Un duo au sommet, dadaïste et surréel, où le flamenco rajeunit en prenant un siècle d’âge et de maturité. 

Israel Galván, de plus en surprenant, de plus en plus libre. Par rapport à son art, lui-même et l’idée d’un récital de flamenco. Et puis, qu’est-ce au fond qu’un bailaor sévillan ? Arrive-il forcément en symbole de virilité ? Galván démontre qu’on peut l’envisager autrement. Il orne sa chevelure de fleurs et campe une sorte de Don Quichotte en bailaor de l’absurde sans que l’on sache qui des deux, lui ou le cantaor, est Sancho Panza. Sort parfois, revient soudainement portant d’énormes bottes roses, fait le danseur-automate ou chatouille le sol de ses pieds nus, échangeant le compas contre la douceur d’un frottement. 

Duo collagiste

La petite veine androgyne est apparue dans ses personnages il y a quelque temps déjà, pour se préciser avec le temps. Elle n’a rien d’artificiel, ne doit rien à une idée de mise en scène ou une posture. Le voir après le spectacle, c’est se rendre compte qu’il est authentique. Et libre. Libre d’envisager le récital flamenco en mode collagiste et au second degré. En Niño de Elche il trouve pour cela le camarade idéal qui déconstruit le cante flamenco  – selon le principe et titre de son album Antología del cante flamenco heterodoxo – comme Galván découpe et réassemble les motifs chorégraphiques. En décalé, à la Picasso. 

Et pourtant sa danse ne perd pas un chouia de sa précision ni des sa force de frappe. Mais dans Mellizo Doble, elle monte à la surface quand elle veut, à l’instar du chant, qui peut s’articuler en boucle autour d’un seul son, comme un vinyle rayé. Les deux peuvent aussi sortir de scène et laisser le plateau vide comme jadis Jérôme Bel dans The Show must go on, pour voir le public assurer le spectacle.
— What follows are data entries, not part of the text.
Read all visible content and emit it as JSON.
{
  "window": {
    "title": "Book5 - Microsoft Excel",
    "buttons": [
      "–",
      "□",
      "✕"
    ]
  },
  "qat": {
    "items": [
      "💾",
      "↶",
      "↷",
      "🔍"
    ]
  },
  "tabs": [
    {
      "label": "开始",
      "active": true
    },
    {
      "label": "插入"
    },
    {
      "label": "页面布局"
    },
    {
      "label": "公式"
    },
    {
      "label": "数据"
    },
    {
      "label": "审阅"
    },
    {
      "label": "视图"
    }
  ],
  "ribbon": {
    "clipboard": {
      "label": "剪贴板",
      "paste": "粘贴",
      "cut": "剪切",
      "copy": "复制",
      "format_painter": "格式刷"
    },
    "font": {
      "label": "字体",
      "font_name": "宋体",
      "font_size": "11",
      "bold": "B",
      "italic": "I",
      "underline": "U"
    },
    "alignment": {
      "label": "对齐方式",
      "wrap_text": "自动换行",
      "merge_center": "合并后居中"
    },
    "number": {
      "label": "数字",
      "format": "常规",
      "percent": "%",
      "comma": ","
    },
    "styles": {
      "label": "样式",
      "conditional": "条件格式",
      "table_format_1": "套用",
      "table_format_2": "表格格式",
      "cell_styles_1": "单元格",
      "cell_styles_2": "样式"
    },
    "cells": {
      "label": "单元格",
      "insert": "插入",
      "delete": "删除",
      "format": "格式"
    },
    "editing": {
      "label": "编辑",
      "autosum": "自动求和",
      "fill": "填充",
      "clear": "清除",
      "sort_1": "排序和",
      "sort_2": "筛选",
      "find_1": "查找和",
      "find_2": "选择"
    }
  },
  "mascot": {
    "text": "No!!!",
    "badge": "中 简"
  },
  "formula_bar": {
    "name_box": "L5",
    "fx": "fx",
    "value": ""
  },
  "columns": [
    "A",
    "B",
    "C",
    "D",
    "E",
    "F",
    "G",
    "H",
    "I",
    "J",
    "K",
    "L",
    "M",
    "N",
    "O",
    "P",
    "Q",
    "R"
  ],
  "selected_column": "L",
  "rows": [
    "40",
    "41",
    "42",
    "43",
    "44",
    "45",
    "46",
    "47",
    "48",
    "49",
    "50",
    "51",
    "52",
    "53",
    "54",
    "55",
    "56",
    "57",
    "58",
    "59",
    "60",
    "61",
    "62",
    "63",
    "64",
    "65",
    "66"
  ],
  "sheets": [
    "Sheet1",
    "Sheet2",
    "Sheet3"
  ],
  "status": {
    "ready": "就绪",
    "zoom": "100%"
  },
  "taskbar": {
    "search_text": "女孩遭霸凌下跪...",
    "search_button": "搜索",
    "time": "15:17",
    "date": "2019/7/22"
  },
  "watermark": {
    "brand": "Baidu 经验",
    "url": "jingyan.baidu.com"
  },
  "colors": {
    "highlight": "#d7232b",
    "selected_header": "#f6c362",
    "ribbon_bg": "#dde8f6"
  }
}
A l’époque, chez Bel, on sortait les briquets. Le public de Galván n’hésite pas longtemps avant de mettre la main aux palmas et tenir la flamme flamenca allumée. 

Galerie photo © Laurent Philippe

A la pointe, grâce à la tradition

C’est justement dans les silences que résonne toute l’histoire du flamenco dont Galván et Niño de Elche sont les dépositaires, à bon escient. Savoir faire flamenco de tout bois, de tout métal, de tout endroit du corps et de tout habit n’empêche pas d’incarner une tradition pour se situer à la pointe. C’est au contraire la base qui permet à ce duo de collagistes d’ironiser sur la culture flamenca et la tauromachie, sans perdre la trace des racines. Mellizo Doble, c’est le « double jumeau », un paradoxe qui n’a même pas besoin de contradiction. Autrement dit, un paradoxe paradoxal.

Aussi au premier tableau, Niño de Elche tente de se faire entendre, mais le zapateado de son partenaire écrase les paroles. Les mots sont ceux de l’écrivain espagnol Eugenio Noel (1885-1936) qui milita non seulement contre la guerre mais aussi contre la tauromachie… et contre le flamenco ! Et c’est lui qu’on cite dans un spectacle de flamenco ? Voilà tout l’esprit farceur de Galván qui retourne tout comme un gant, à commencer par ses bras et ses jambes.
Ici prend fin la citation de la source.